“On my last day of work, I went to the Social Security office, asking for some guidance,” recalls Joseph. He never spoke to an expert; instead, he says, he was handed a couple of forms to complete. He researched his Medicare handbook, which noted that “current” employees didn’t need to apply for Medicare. Since he continued to get monthly severance checks that deducted Medicare taxes and he was allowed to continue buying health insurance through the same carrier for the 18 months, he thought he could wait to join Medicare. He was wrong.
Medicare no longer considered him a “current” employee and said he should have enrolled within eight months of his layoff, not 18 months later. As a result, for the rest of his life, Joseph may have to pay extra on his monthly Medicare premium (10 percent for each year he delayed enrollment after his job ended). Even worse, Joseph will be without any insurance for a year. Under Medicare rules, he has to wait until the next open enrollment period, beginning in January, to sign up, and coverage won’t begin until July.
Joseph is not alone. “We’re seeing various people who delayed enrollment into Medicare for various reasons,” says Frederic Riccardi, director of programs and outreach at the Medicare Rights Center, a nonprofit group that helps people with Medicare disputes.
Part of the problem is due to the absence of what most Americans used to see as a simple dividing line: On or about their 65th birthdays, they were expected to stop working, become eligible for full Social Security benefits and sign up for Medicare. Now that a growing number of people work past 65, and the age threshold for collecting full Social Security benefits is 66 and climbing, the transition period is less clear.
To avoid mistakes, here are five tips to help you navigate Medicare.

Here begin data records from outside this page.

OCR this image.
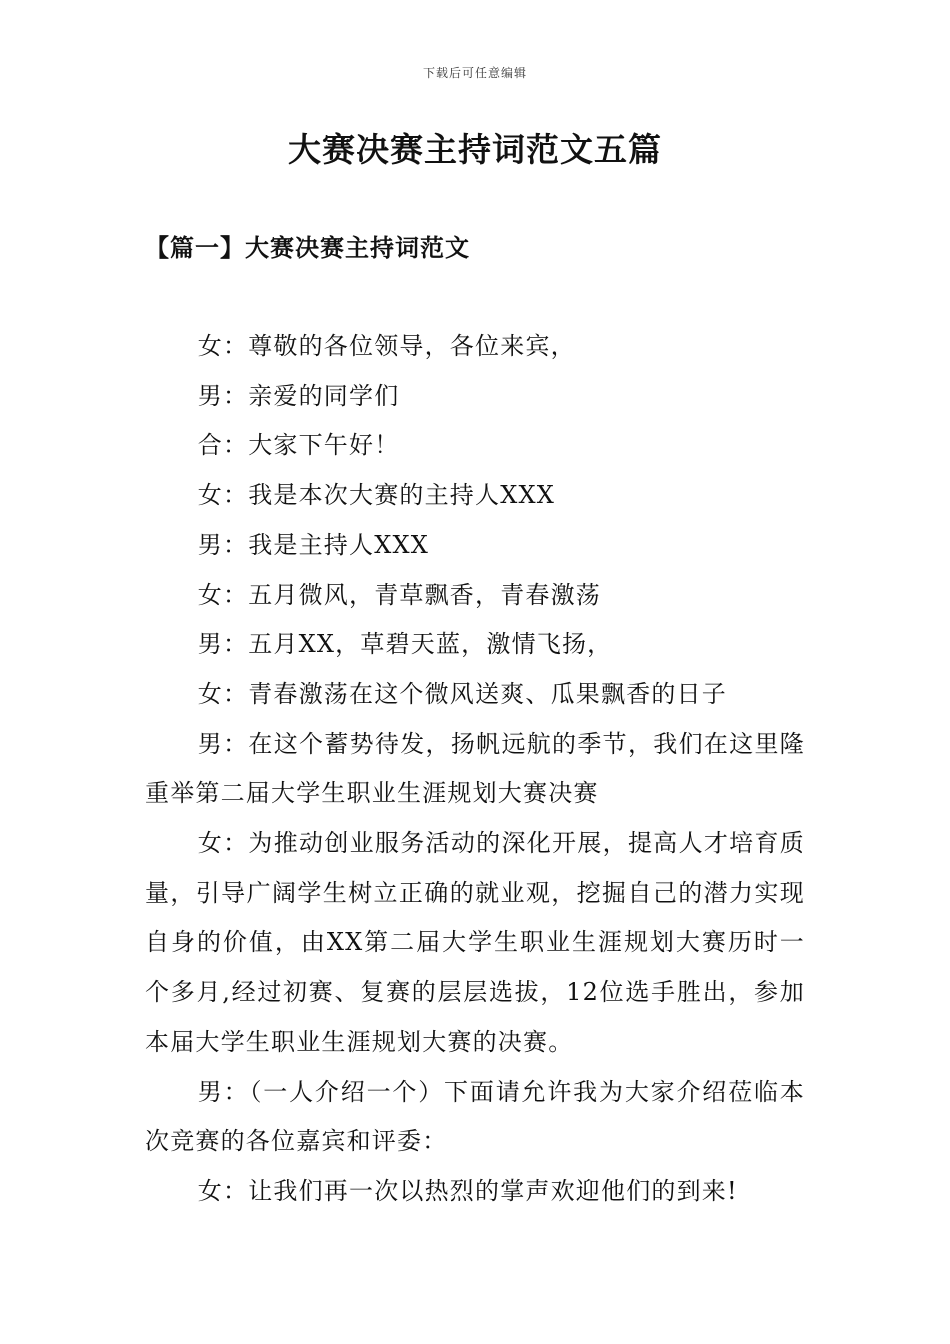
下载后可任意编辑
大赛决赛主持词范文五篇
【篇一】大赛决赛主持词范文

女：尊敬的各位领导，各位来宾，

男：亲爱的同学们

合：大家下午好！

女：我是本次大赛的主持人XXX

男：我是主持人XXX

女：五月微风，青草飘香，青春激荡

男：五月XX，草碧天蓝，激情飞扬，

女：青春激荡在这个微风送爽、瓜果飘香的日子

男：在这个蓄势待发，扬帆远航的季节，我们在这里隆重举第二届大学生职业生涯规划大赛决赛

女：为推动创业服务活动的深化开展，提高人才培育质量，引导广阔学生树立正确的就业观，挖掘自己的潜力实现自身的价值，由XX第二届大学生职业生涯规划大赛历时一个多月,经过初赛、复赛的层层选拔，12位选手胜出，参加本届大学生职业生涯规划大赛的决赛。

男：（一人介绍一个）下面请允许我为大家介绍莅临本次竞赛的各位嘉宾和评委：

女：让我们再一次以热烈的掌声欢迎他们的到来!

1. You must sign up for Medicare when you turn 65.
The only exceptions are for people already receiving Social Security benefits — in which case you’ll be automatically enrolled — or are employed (or whose spouse is) and getting health insurance through work.
“We will not be knocking on people’s doors to come in to file,” says Steve Richardson, deputy regional communications director for the Social Security’s office in Boston.
You can start signing up — online, via a toll-free telephone number or in person at a local Social Security office (make an appointment first) — three months before your 65th birthday. You have an additional three months after your birthday month to apply before penalties kick in.
If you hold off because you (or your spouse) are employed and covered by a company plan, you have eight months to enroll after the employment ceases.